好きか嫌いかと問われればそれはまた別の話だ。でも伝えなければ同じこと、いま彼女との間には何の繋がりもない。
だから発するべき言葉は一つ。
「小学校からの知り合いです」
これ以上に語ることなどない。
「あいつがお前に頼みがあるんだとさ」
先生が大きな欠伸をする。そして背もたれにだらしなく寄りかかり、長い足を放り出す。先ほどまで前のめりで説得しようとしていた人間の突然の変貌に拍子抜けしてしまう。
「それだけですか?」
「俺が頼んだところで無意味なのが分かったからな。直接、波多野から聞け」
「それはそうと」
口の端を持ち上げ先生がにやりと笑う。窓から差し込む夕日を背景にした先生の顔は逆光によって影を落としており、暗い影の中で卑し気な笑みを浮かべる悪人面はもはや犯罪者である。
「俺相手にはあんなに牙むき出しだった手塚が、波多野の名前を出しただけで興味津々じゃないか」
先生が遠回しに伝えようとしていることは露骨に伝わってくるが、先生の期待するほど面白い理由で俺は動いているわけじゃない。
「友人には最低限敬意を払おうと思ったまでです」
先生は豆鉄砲でも食らったかのような表情を浮かべた。
「俺には?」
「そんな間柄でもないじゃないですか」
「そんなに俺らは仲良しか」
「最近じゃ一番よく会話するのは先生ですよ。それに敬意も払いっぱなしじゃ疲れるんです」
「まあその立ち位置にいられることを光栄に思うことにするよ。教師冥利につきるってもんだ」
「それじゃあ俺はこれで」
「波多野の件、よろしく頼むな」
「考えてはおきますよ」
一人で歩く廊下はやけに足音が響く。長く伸びた影も一人でに動き出しそうなほどの静かさ。学校という空間が見せる不思議な静寂はまるでこの世界に自分しかいないかのような錯覚を引き起こす。
窓の外には一日授業で疲れているはずなのにも関わらずそんな素振りも見せず動き回る人影がある。
学校という場所は好きだ。
学校という場所は良くも悪くも現実とつながっているようでつながっていない。基本的に外から何者かが介入することはないし俺たちは決められた時間内は外に出ることはできない。普通にみんなが通う場所ではあるが社会から見ればこの空間は異常としか言いようがない。しかし、その閉鎖空間が作る自由は何物にも代えがたい。
その自由をみんなが謳歌している姿を見るのが好きだ。自分はその輪の中にいたいとは思わない。きっと楽しそうに見えてもそれと同じだけの辛いことがあるだろうから。輪の外からそんな姿を見てささやかな感傷に浸るくらいが俺にとってはちょうどいい。

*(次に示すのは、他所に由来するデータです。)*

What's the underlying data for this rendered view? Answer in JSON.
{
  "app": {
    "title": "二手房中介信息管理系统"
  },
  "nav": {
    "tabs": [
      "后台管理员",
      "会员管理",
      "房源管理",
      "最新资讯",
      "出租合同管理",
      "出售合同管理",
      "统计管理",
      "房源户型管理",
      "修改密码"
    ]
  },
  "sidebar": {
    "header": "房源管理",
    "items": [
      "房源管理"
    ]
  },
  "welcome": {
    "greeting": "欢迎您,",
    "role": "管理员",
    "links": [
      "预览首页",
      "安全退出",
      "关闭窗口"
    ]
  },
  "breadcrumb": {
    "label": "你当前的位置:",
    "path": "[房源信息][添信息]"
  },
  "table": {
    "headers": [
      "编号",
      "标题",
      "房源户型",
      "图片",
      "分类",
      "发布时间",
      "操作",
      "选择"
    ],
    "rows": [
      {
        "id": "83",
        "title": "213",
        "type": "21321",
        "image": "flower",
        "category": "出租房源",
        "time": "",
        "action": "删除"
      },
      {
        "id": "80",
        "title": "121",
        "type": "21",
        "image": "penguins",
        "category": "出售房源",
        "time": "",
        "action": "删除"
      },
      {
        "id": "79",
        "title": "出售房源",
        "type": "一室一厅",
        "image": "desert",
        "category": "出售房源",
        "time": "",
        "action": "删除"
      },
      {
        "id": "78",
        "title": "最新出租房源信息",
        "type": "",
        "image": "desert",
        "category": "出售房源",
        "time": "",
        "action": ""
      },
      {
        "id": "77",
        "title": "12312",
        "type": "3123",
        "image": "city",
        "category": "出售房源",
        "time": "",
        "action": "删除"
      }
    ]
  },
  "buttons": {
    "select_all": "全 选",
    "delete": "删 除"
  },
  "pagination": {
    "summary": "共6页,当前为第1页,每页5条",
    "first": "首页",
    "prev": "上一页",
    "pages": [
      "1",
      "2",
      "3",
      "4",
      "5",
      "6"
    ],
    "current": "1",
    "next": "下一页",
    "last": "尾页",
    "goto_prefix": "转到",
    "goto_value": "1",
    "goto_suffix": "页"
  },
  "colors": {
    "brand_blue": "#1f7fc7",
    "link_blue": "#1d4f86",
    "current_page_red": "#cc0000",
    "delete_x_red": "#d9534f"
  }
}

輪の中に入りたくなかったかと言われればそういうわけではない。でも俺は外のほうがいい。ただそれだけ。
窓の外で赤橙色に塗られたグラウンドを駆ける人影を見てそんなことを思う。
外に出ると俺を迎えたのは燦燦と照る西日。
西日というのはどうしてこんなにもまぶしくて熱を持った光を発することができるのだろうかと不思議に思うくらいに熱い。
帰りの道中考えていたのは波多野夕実のこと。思い、巡るのは『なぜ』。たったその二文字が延々と回り続ける。